Dari golongan mu’tazilah yang mengedepankan akal berpendapat bahwa Tuhan tidak memiliki sifat-sifat jasmani. Oleh karena itu ayat-ayat al-Qur’an diartikan secara majazi (figuratif). Dengan kata lain mereka, dengan konsep taqdis dan tanzih-nya, menolak makna primer dari ayat-ayat al-Qur’an dan mentakwilnya dengan mengalihkan makna primernya pada makna sekunder, sesuai dengan kesucian Tuhan dari sifat-sifat makhluk.

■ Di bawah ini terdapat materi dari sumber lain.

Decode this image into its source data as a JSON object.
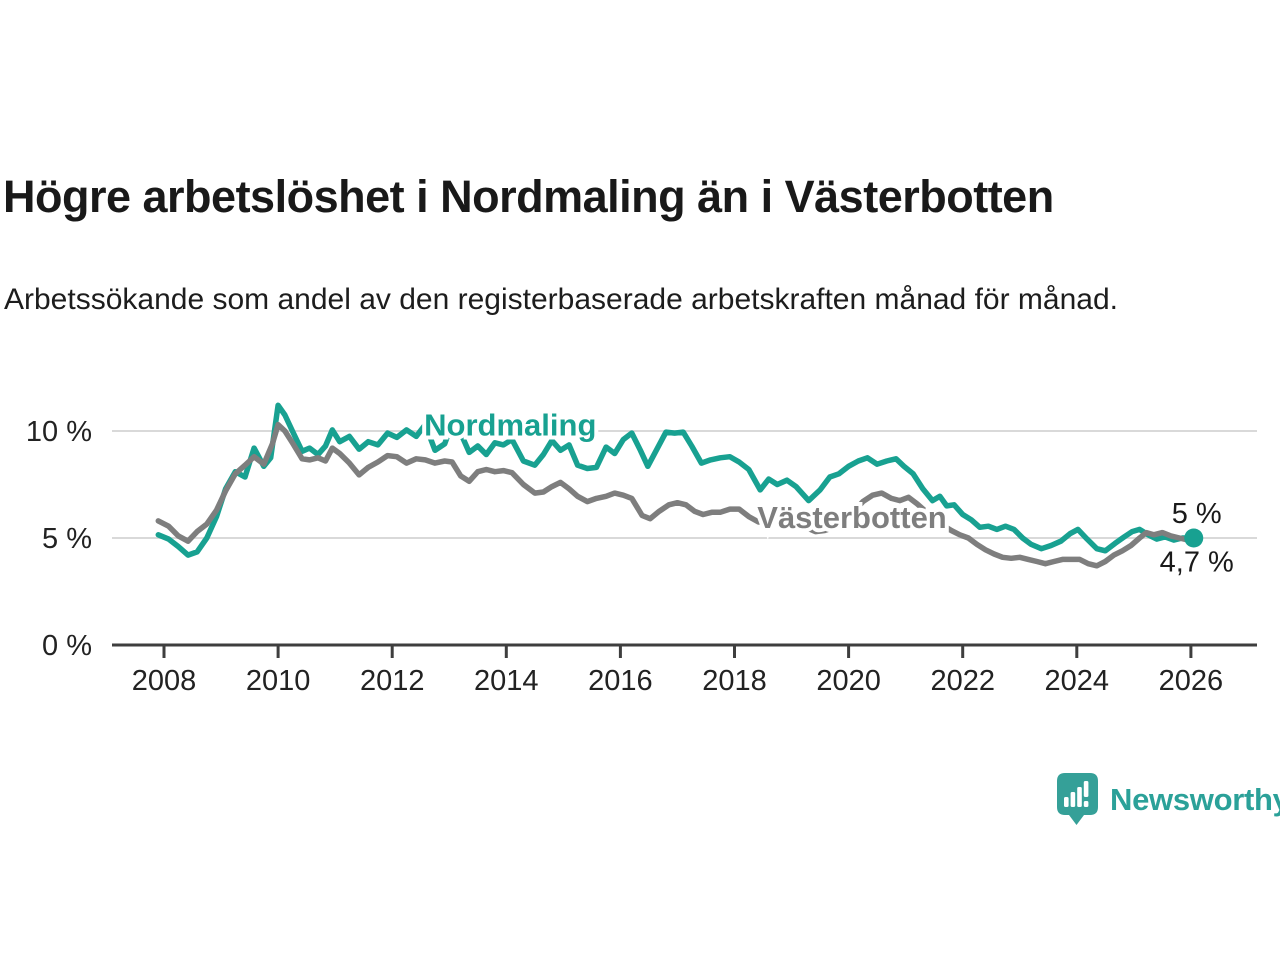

Dalam filsafat bahasa al-qur’an diibaratkan kulit dan isi, maksudnya bahasa al-Qur’an tidak hanya memperhatikan gagasan yang disampaikan, akan tetapi juga memperhatikan manusia dan dunianya. Bahasa sebagai kulit memiliki dua sisi, yaitu mengarah ke dalam mengacu pada gagasan yang akan disampaikan dan mengarah ke luar mengacu pada manusia yang diajak bicara dan dunianya.

Pada hakikatnya al-Qur’an itu memiliki dua wujud: wujud abstrak yang ada pada Dzat Allah SWT. Dalam wujud ini al-Qur’an tidak berhuruf dan tidak bersuara, dan bersifat qadim, tidak bermula. Kedua yaitu wujud nyata yang berhuruf dan bersuara, serta tertulis dalam mushaf. Diumpamakan sebuah rumah yang juga mempunyai dua wujud; wujud dalam pikiran atau otak seorang arsitektur dan wujud nyata di luar pikiran arsitektur. Wujud eksternal itu merupakan bukti dari wujud internal.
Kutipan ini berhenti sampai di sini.